“The FCA research note exploring what the distribution of wealth tells us about the nation’s preparedness for retirement makes for some scary reading particularly for Britain’s younger generations.
“According to the paper, half of all 20 to 29-year-old have no retirement resources, and of those aged 30 to 39, half have less than £30,000 saved. Now this is in part down to the fact that its analysis is of data from 2014 to 2016 so doesn’t capture the role of auto-enrolment, but worryingly even once that’s taken into account there works out to be a terrifying 60% shortfall in the amount of money millennials can expect when they enter retirement compared to those today who are just about to start enjoying their golden years.

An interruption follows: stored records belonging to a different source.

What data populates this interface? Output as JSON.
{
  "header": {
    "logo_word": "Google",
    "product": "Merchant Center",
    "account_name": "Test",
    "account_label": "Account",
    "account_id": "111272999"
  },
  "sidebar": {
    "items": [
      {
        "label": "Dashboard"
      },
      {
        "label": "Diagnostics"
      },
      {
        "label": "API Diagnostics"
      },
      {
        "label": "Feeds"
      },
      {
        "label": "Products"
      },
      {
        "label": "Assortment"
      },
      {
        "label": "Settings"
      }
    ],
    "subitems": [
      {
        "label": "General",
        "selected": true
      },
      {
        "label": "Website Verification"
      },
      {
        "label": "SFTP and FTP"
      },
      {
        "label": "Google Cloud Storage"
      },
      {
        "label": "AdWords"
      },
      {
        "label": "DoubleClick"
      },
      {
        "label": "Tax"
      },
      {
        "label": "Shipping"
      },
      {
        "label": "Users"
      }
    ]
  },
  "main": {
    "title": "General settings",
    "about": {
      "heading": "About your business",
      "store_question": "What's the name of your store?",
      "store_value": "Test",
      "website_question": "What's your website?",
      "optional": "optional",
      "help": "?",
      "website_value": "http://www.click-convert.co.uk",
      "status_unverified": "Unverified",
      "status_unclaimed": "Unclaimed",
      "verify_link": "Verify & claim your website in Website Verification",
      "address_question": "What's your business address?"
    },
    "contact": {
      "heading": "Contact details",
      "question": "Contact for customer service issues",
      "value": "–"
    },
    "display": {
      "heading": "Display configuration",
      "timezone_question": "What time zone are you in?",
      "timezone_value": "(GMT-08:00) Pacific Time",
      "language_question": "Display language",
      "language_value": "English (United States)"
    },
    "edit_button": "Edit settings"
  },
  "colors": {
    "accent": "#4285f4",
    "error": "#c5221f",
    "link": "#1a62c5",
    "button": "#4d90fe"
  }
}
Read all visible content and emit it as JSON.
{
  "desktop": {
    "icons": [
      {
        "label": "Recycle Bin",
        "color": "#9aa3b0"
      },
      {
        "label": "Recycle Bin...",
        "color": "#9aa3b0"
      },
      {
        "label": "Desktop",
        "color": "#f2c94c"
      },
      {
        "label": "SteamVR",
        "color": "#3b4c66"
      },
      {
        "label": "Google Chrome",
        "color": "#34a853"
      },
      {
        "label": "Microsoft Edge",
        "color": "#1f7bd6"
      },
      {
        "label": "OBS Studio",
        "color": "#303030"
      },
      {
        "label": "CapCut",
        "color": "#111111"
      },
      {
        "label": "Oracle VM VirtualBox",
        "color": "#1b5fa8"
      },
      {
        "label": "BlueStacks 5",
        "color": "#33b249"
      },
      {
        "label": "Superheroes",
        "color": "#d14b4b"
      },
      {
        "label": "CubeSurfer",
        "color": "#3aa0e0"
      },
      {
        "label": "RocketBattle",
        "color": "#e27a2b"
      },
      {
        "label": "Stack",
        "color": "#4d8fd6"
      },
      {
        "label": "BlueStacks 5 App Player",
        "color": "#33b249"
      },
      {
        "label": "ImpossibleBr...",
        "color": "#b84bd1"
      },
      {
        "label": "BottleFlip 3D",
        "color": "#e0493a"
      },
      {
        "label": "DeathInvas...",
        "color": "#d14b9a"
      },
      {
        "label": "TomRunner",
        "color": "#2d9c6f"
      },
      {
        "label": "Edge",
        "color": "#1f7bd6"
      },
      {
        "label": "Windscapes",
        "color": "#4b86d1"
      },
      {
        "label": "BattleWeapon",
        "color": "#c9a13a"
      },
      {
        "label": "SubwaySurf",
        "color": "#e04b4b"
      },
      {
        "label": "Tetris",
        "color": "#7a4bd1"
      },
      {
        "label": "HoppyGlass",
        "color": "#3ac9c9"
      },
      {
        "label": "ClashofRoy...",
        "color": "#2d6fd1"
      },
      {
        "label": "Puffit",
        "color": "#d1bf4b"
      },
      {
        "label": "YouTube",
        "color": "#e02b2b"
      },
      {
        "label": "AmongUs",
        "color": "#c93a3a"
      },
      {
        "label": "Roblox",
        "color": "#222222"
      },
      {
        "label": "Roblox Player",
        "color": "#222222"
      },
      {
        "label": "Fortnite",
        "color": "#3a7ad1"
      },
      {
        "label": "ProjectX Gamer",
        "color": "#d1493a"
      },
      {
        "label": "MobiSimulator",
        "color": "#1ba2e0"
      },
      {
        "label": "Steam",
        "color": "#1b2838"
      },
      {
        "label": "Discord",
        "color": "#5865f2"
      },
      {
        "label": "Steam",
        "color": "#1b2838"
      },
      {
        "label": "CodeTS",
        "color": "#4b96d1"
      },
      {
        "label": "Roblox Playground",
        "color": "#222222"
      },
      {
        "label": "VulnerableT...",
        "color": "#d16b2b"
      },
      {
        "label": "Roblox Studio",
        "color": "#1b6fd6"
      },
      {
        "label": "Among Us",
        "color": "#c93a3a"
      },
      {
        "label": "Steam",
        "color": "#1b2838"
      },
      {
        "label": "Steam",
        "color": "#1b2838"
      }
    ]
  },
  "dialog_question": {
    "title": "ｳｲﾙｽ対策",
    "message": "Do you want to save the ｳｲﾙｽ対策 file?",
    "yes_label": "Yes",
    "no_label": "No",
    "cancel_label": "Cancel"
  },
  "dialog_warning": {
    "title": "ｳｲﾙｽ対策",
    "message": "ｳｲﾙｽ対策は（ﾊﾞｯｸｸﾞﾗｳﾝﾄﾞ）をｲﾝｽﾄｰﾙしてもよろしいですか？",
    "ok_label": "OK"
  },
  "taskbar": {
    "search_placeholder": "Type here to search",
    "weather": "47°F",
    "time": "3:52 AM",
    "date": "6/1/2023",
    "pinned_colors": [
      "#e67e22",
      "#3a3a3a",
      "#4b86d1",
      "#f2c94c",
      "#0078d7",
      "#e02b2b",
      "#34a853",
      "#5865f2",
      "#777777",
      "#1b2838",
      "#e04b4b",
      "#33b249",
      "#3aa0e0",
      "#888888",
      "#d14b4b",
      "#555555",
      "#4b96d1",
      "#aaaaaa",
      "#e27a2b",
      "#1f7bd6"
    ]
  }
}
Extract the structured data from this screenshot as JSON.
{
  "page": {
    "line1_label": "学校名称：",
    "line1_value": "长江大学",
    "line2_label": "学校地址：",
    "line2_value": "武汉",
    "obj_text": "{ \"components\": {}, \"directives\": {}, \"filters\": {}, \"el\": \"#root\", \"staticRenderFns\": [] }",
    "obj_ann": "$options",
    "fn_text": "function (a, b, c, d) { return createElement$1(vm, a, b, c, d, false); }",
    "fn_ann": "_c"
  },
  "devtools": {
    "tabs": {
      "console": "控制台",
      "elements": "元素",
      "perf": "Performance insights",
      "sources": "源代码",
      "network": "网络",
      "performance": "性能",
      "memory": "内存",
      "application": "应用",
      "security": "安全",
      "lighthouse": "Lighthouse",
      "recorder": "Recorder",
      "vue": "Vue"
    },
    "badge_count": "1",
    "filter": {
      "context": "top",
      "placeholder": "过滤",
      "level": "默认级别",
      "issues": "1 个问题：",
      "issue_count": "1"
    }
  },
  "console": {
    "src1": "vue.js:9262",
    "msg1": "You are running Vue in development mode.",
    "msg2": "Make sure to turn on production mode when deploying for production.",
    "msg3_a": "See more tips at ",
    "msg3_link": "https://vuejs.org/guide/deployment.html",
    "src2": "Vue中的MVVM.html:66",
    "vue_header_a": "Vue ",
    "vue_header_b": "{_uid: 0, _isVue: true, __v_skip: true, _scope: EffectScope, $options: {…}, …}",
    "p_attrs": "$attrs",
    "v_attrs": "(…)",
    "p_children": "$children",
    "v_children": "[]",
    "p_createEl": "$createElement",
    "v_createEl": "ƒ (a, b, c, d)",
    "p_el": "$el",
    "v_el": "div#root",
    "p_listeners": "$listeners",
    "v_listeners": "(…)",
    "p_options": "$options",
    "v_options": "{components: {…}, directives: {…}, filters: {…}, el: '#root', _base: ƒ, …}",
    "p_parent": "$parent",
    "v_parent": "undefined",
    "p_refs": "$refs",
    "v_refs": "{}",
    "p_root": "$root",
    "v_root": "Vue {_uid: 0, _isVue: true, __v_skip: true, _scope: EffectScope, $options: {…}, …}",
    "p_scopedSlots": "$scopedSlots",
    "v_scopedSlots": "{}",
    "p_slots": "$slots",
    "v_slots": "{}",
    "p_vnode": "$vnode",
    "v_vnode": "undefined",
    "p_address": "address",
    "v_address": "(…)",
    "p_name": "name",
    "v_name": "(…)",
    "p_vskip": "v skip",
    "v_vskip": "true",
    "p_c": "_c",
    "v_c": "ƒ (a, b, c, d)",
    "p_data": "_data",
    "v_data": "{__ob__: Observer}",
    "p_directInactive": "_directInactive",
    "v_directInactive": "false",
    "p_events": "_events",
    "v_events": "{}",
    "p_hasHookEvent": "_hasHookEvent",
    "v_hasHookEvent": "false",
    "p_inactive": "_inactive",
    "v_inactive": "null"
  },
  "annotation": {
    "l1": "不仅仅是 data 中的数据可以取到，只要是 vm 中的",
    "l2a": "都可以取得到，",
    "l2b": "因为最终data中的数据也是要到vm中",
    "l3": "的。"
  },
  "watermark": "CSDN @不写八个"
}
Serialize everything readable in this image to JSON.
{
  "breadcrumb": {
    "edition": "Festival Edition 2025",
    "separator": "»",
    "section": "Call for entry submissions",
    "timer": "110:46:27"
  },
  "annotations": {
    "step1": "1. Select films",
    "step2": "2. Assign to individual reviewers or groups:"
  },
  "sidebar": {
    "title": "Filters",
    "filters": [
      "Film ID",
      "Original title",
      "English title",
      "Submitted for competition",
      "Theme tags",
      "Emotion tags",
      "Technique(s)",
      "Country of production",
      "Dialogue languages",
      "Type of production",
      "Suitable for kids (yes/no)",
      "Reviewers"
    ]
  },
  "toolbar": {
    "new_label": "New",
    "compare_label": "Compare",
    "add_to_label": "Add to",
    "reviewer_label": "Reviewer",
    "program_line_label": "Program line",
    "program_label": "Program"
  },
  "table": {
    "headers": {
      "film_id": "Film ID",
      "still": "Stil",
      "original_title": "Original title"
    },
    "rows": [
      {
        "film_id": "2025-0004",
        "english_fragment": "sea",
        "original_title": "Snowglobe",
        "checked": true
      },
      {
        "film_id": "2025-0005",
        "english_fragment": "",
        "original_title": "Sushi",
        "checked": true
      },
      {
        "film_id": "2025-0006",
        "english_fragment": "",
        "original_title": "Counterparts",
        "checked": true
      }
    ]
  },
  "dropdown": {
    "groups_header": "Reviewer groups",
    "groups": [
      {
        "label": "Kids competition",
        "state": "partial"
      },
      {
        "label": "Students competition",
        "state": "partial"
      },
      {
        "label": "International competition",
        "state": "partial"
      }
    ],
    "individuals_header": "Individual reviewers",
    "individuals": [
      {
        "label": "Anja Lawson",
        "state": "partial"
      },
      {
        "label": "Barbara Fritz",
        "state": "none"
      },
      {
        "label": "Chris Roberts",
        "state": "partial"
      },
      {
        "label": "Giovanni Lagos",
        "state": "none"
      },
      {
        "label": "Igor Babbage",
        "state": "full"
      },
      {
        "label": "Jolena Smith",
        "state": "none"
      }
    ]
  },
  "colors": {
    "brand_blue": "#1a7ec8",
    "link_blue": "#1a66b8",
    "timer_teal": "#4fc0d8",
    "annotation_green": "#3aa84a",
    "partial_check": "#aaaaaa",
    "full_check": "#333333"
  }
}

“According to the paper the average individual aged 60-65, based on what they have accumulated to date, might expect to achieve a gross annual retirement income of around £14,200 to £17,000. Our recent calculations* for those in their mid-twenties relying solely on auto-enrolment make for a worrying comparison of what they might hope to receive. Our figures suggest that if a 25 year old on a current average annual UK salary of £28,700, remains in a similar role and is auto-enrolled until the age of 68, they might expect to receive a retirement income of around £5,600 per year in real terms. This works out to be a terrifying 60% shortfall in the amount of money millennials can expect when they enter retirement compared to those today who are just about to start enjoying their golden years.
“While naturally many are likely to see increases in their salary between those years and hence an increase in contributions, the projections still often turn out significantly less than generations previously and importantly what most would expect to spend during their retired lives. This kind of data should be a wakeup call to people that while changes such as the auto-enrolment minimum contributions for pensions going from 2% to 3% for employees are good they are still far from enough for later life. Government and the pensions industry need to boost engagement from a young age and hammer home that foregoing yet more of their salary is not only worth it, it is necessary.
“Although this research offers nothing surprising to many, particularly those in the industry, it should serve as yet another warning that unless younger generations take retirement saving into their own hands they risk poverty in later life.”
*Calculated using the Money Advice Service pension calculator.